The office is under the direction of the chief administrative law judge, who must be free of any association that would impair his or her ability to function officially in a fair and objective manner. The chief administrative law judge must be an attorney, admitted to the bar of this state, who has a demonstrated knowledge of administrative law and procedures. The chief administrative law judge is appointed by the governor for a term ending on the thirtieth day of June, one thousand nine hundred ninety-six, and may be removed for cause. The salary to be paid to the chief administrative law judge is fixed by the governor.
§29A-4A-5. Interim powers and duties of chief administrative law judge.

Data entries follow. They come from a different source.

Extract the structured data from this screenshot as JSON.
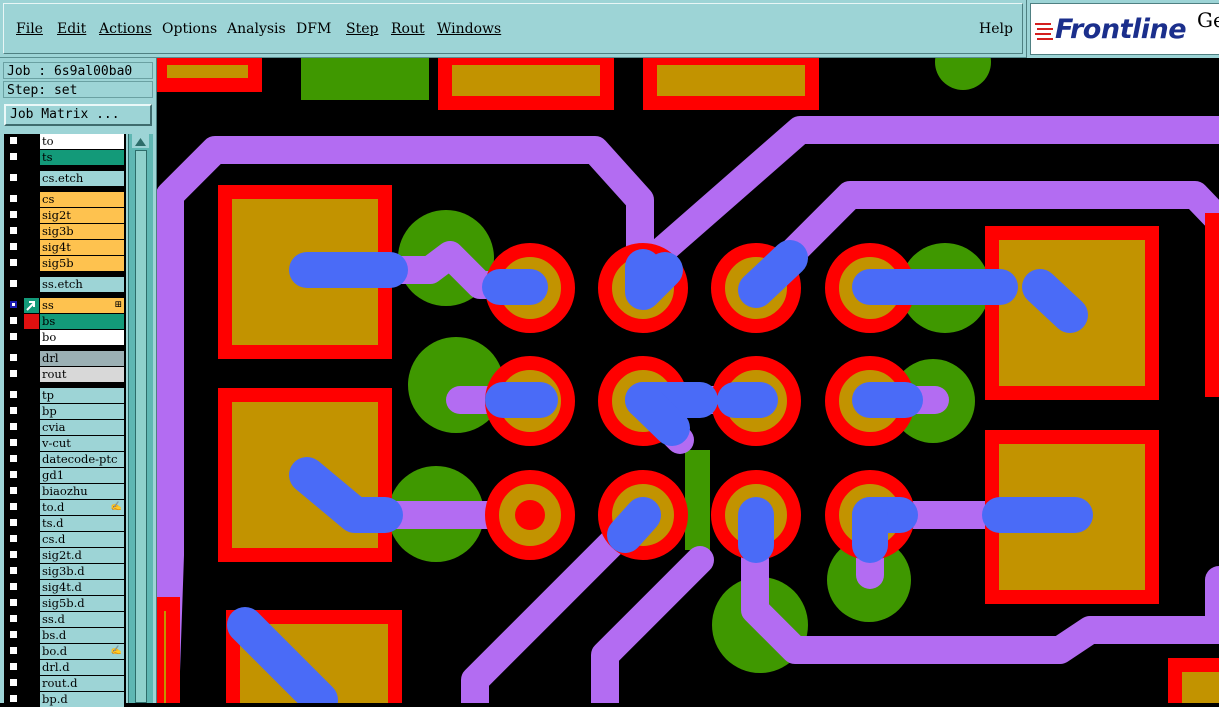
{
  "menubar": {
    "items": [
      "File",
      "Edit",
      "Actions",
      "Options",
      "Analysis",
      "DFM",
      "Step",
      "Rout",
      "Windows"
    ],
    "help": "Help"
  },
  "logo": {
    "text": "Frontline",
    "extra": "Ge"
  },
  "job": {
    "line": "Job : 6s9al00ba0",
    "step": "Step: set",
    "matrix_button": "Job Matrix ..."
  },
  "layers": [
    {
      "name": "to",
      "color": "#ffffff",
      "gap": false
    },
    {
      "name": "ts",
      "color": "#139a79",
      "gap": false
    },
    {
      "name": "cs.etch",
      "color": "#9dd4d6",
      "gap": true
    },
    {
      "name": "cs",
      "color": "#fec24f",
      "gap": true
    },
    {
      "name": "sig2t",
      "color": "#fec24f",
      "gap": false
    },
    {
      "name": "sig3b",
      "color": "#fec24f",
      "gap": false
    },
    {
      "name": "sig4t",
      "color": "#fec24f",
      "gap": false
    },
    {
      "name": "sig5b",
      "color": "#fec24f",
      "gap": false
    },
    {
      "name": "ss.etch",
      "color": "#9dd4d6",
      "gap": true
    },
    {
      "name": "ss",
      "color": "#fec24f",
      "gap": true,
      "selected": true,
      "mid": "cursor",
      "flag": "⊞"
    },
    {
      "name": "bs",
      "color": "#139a79",
      "gap": false,
      "mid": "red"
    },
    {
      "name": "bo",
      "color": "#ffffff",
      "gap": false
    },
    {
      "name": "drl",
      "color": "#9bb0b4",
      "gap": true
    },
    {
      "name": "rout",
      "color": "#d8d8d8",
      "gap": false
    },
    {
      "name": "tp",
      "color": "#9dd4d6",
      "gap": true
    },
    {
      "name": "bp",
      "color": "#9dd4d6",
      "gap": false
    },
    {
      "name": "cvia",
      "color": "#9dd4d6",
      "gap": false
    },
    {
      "name": "v-cut",
      "color": "#9dd4d6",
      "gap": false
    },
    {
      "name": "datecode-ptc",
      "color": "#9dd4d6",
      "gap": false
    },
    {
      "name": "gd1",
      "color": "#9dd4d6",
      "gap": false
    },
    {
      "name": "biaozhu",
      "color": "#9dd4d6",
      "gap": false
    },
    {
      "name": "to.d",
      "color": "#9dd4d6",
      "gap": false,
      "flag": "✍"
    },
    {
      "name": "ts.d",
      "color": "#9dd4d6",
      "gap": false
    },
    {
      "name": "cs.d",
      "color": "#9dd4d6",
      "gap": false
    },
    {
      "name": "sig2t.d",
      "color": "#9dd4d6",
      "gap": false
    },
    {
      "name": "sig3b.d",
      "color": "#9dd4d6",
      "gap": false
    },
    {
      "name": "sig4t.d",
      "color": "#9dd4d6",
      "gap": false
    },
    {
      "name": "sig5b.d",
      "color": "#9dd4d6",
      "gap": false
    },
    {
      "name": "ss.d",
      "color": "#9dd4d6",
      "gap": false
    },
    {
      "name": "bs.d",
      "color": "#9dd4d6",
      "gap": false
    },
    {
      "name": "bo.d",
      "color": "#9dd4d6",
      "gap": false,
      "flag": "✍"
    },
    {
      "name": "drl.d",
      "color": "#9dd4d6",
      "gap": false
    },
    {
      "name": "rout.d",
      "color": "#9dd4d6",
      "gap": false
    },
    {
      "name": "bp.d",
      "color": "#9dd4d6",
      "gap": false
    }
  ],
  "colors": {
    "pad_outline": "#ff0000",
    "pad_fill": "#c29300",
    "ground_fill": "#3f9800",
    "trace_purple": "#b36cf2",
    "trace_blue": "#4a6bf7"
  }
}
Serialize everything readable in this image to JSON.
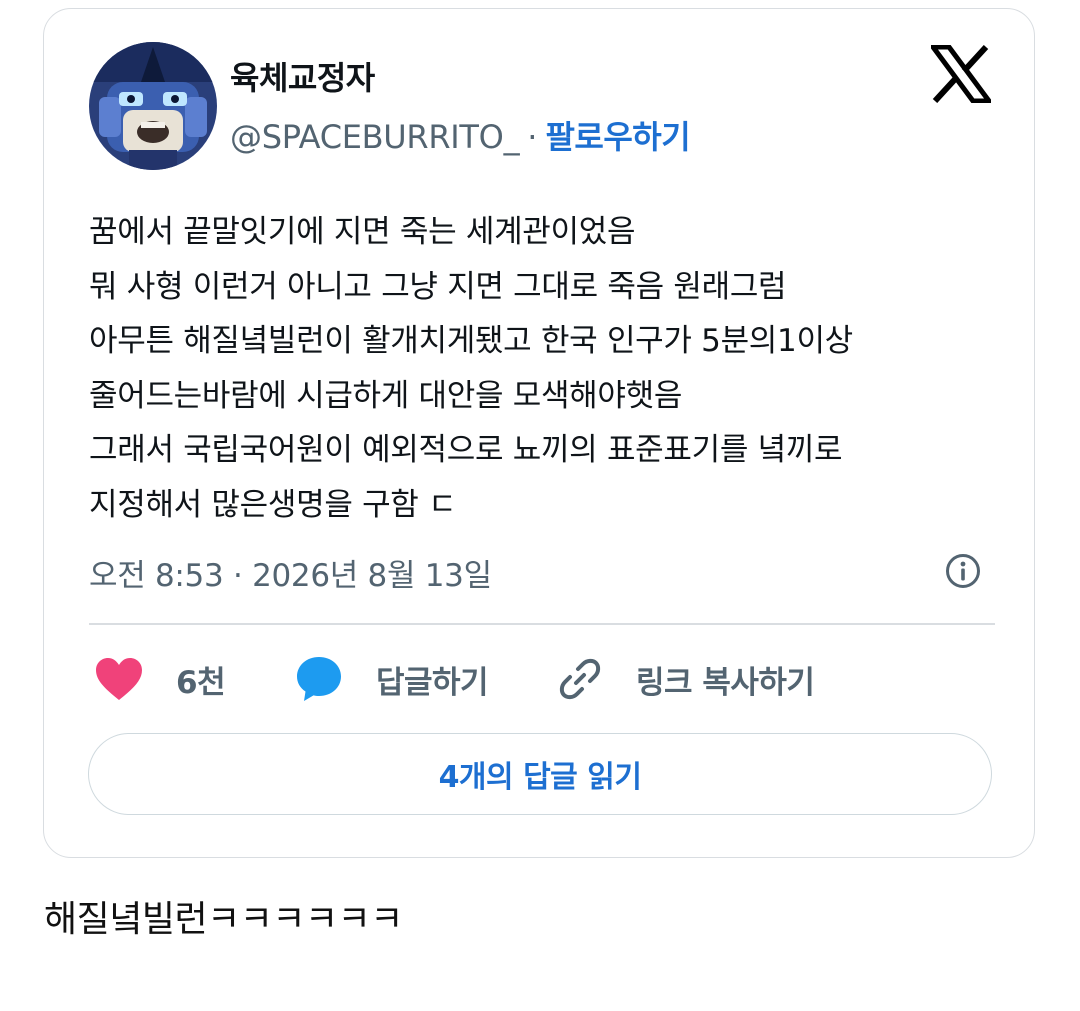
{
  "tweet": {
    "display_name": "육체교정자",
    "handle": "@SPACEBURRITO_",
    "separator": "·",
    "follow_label": "팔로우하기",
    "text_lines": [
      "꿈에서 끝말잇기에 지면 죽는 세계관이었음",
      "뭐 사형 이런거 아니고 그냥 지면 그대로 죽음 원래그럼",
      "아무튼 해질녘빌런이 활개치게됐고 한국 인구가 5분의1이상",
      "줄어드는바람에 시급하게 대안을 모색해야햇음",
      "그래서 국립국어원이 예외적으로 뇨끼의 표준표기를  녘끼로",
      "지정해서 많은생명을 구함 ㄷ"
    ],
    "timestamp": "오전 8:53 · 2026년 8월 13일",
    "like_count": "6천",
    "reply_label": "답글하기",
    "copy_link_label": "링크 복사하기",
    "read_replies_label": "4개의 답글 읽기"
  },
  "comment": "해질녘빌런ㅋㅋㅋㅋㅋㅋ",
  "icons": {
    "x_logo": "x-logo-icon",
    "info": "info-icon",
    "like": "heart-icon",
    "reply": "speech-bubble-icon",
    "copy": "link-icon"
  },
  "colors": {
    "heart": "#f0427a",
    "reply_bubble": "#1d9bf0",
    "link_accent": "#1d6fd1",
    "muted_text": "#536471"
  }
}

(a) The chief administrative law judge of the office of administrative hearings is authorized and directed to study the subject of administrative law and procedure in all of its aspects; to consult with administrative agencies; and to formulate recommendations for the structure and operations of a central system for administrative adjudications for various state agencies. On or before the first day of November, one thousand nine hundred ninety-five, the chief administrative law judge shall submit a report to the governor, the president of the West Virginia Senate and the speaker of the House of Delegates setting forth recommendations for the organization and operation of the office in a manner which promotes the interests of fairness and impartiality, the independence of adjudicatory tribunals within the office, the uniformity of procedures and the expedition of the business of the office.

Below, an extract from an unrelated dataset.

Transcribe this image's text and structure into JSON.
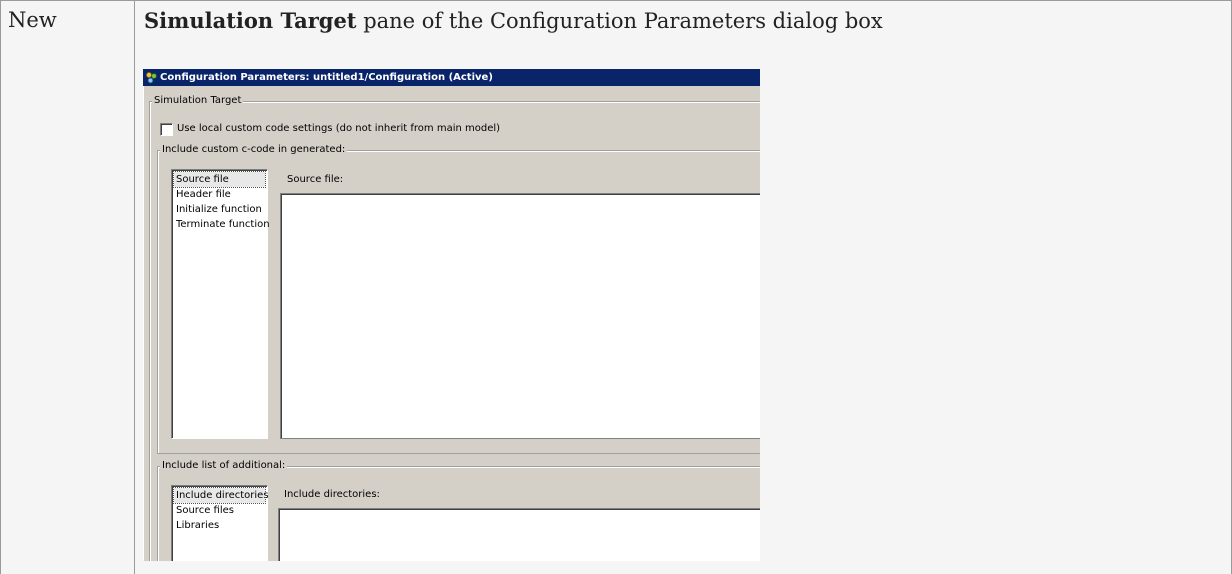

(b) The chief administrative law judge is authorized and directed to employ such clerical and other specialized or technical personnel as may be necessary to comply with the requirements of this article;
(c) The report required to be submitted in accordance with the provisions of subsection (a) of this section shall include, but not be limited to, the following recommendations:
(1) Proposed statutory provisions for the duties and responsibilities of the chief administrative law judge to administer and manage the personnel, staff services and business of the office, including financial administration and budget preparation, recordkeeping, information systems and statistical controls, purchasing, planning, instruction, case flow management, and assignments of administrative law judges and hearing examiners;
(2) Proposed statutory qualifications for persons to be appointed by the chief administrative law judge to the positions of administrative law judge and hearing examiner;
(3) Proposed statutory provisions or procedural rules to establish general rules and guidelines relating to procedures and practice in prehearing, hearing and posthearing stages of the adjudicatory processes of the office;
(4) Proposed programs for reviewing issues and problems relating to administrative hearings and the administrative process;
(5) Proposed programs for the continuing training and education of administrative law judges, hearing examiners and agencies with regard to their responsibilities; and
(6) Proposed programs with standards and procedures for evaluating the performance of administrative law judges and hearing examiners, focusing principally upon three areas of judicial performance: competence, productivity and demeanor.
§29A-4A-6. Termination.

The provisions of this article shall terminate and be of no further force and effect after the thirtieth day of June, one thousand nine hundred ninety-six.